The first section of this thesis begins with an investigation of the state as the patron of the arts. This investigation includes the interlocking roles of the Chinese Artists Association, the National Art Museum of China (NAMOC), and the National Art Exhibition in developing the cultural priorities that came to characterize state-sanctioned art in the 1980s. The critical debate around the painting Father by Luo Zhongli illustrates the process of cultural canon-building.
The second section focuses on the development of an overseas market for ink painting and realist oil painting in the 1980s, as well as the impact of market reform and the introduction of an economic incentive system on institutions of art, including NAMOC and other incipient art spaces, such as the Beijing International Art Palace. This section also introduces the critique of commercialism that ebbed and waned, but was a recurrent concern in the art world at the time.
The third section explores the critical debate about the state-sponsored system of cultural authority and the market, and highlights the emergence from this contested space of a series of alternative platforms of visibility and exposure.
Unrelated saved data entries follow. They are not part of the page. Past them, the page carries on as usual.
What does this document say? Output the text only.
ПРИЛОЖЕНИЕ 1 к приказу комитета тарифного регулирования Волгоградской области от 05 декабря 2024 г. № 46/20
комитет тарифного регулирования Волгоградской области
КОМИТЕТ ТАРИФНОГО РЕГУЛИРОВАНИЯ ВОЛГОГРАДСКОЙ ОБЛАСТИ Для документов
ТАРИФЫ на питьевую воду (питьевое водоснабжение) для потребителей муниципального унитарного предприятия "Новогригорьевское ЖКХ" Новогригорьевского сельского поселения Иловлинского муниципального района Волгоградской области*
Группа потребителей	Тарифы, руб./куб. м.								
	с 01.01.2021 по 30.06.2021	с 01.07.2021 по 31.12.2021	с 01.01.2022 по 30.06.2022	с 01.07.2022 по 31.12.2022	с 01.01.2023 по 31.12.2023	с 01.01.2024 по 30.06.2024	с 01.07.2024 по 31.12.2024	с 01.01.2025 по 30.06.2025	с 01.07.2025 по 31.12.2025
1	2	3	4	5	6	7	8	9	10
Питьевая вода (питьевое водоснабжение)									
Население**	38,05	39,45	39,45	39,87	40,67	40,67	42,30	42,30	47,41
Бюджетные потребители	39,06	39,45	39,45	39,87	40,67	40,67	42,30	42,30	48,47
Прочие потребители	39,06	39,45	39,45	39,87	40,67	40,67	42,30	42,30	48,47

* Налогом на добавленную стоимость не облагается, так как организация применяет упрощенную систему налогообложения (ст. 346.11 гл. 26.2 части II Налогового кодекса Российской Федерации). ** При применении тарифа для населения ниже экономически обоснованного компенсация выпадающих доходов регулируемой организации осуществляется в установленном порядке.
These alternative platforms include art publications such as Zhongguo meishubao, Meishu sichao, and exhibition opportunities such as the New Concrete Image exhibition, the Hubei Youth Arts Festival, the Institute Art Tapestry Varbanov, and the 1989 China Avant-Garde Exhibition at NAMOC. Within this context, the experimental artwork of artists such as Mao Xuhui, Gu Wenda, and Wu Shanzhuan is discussed.
The fourth section focuses on the 1992 Guangzhou Biennial, which was a pioneering attempt by contemporary artists and their champions, including its organizer Lu Peng, to create an alternative framework of legitimacy and support for experimental art in the wake of Tiananmen Square. Concluding this chapter is an examination of the 1993 exhibition in Hong Kong called China‘s New Art, Post-1989, which was instrumental in launching Chinese contemporary art into the international marketplace. The work of Wang Guangyi is discussed in the context of both exhibitions.
In summary, by examining the shift in the socio-economic context in which art was made, presented, promoted, and received, this study problematizes the study of contemporary Chinese art, by illuminating both continuities and changes in the development of art between the 1980s and 1990s. It also provides a historical perspective from which to consider the impact of market reform and the overseas market on the development of contemporary Chinese art today.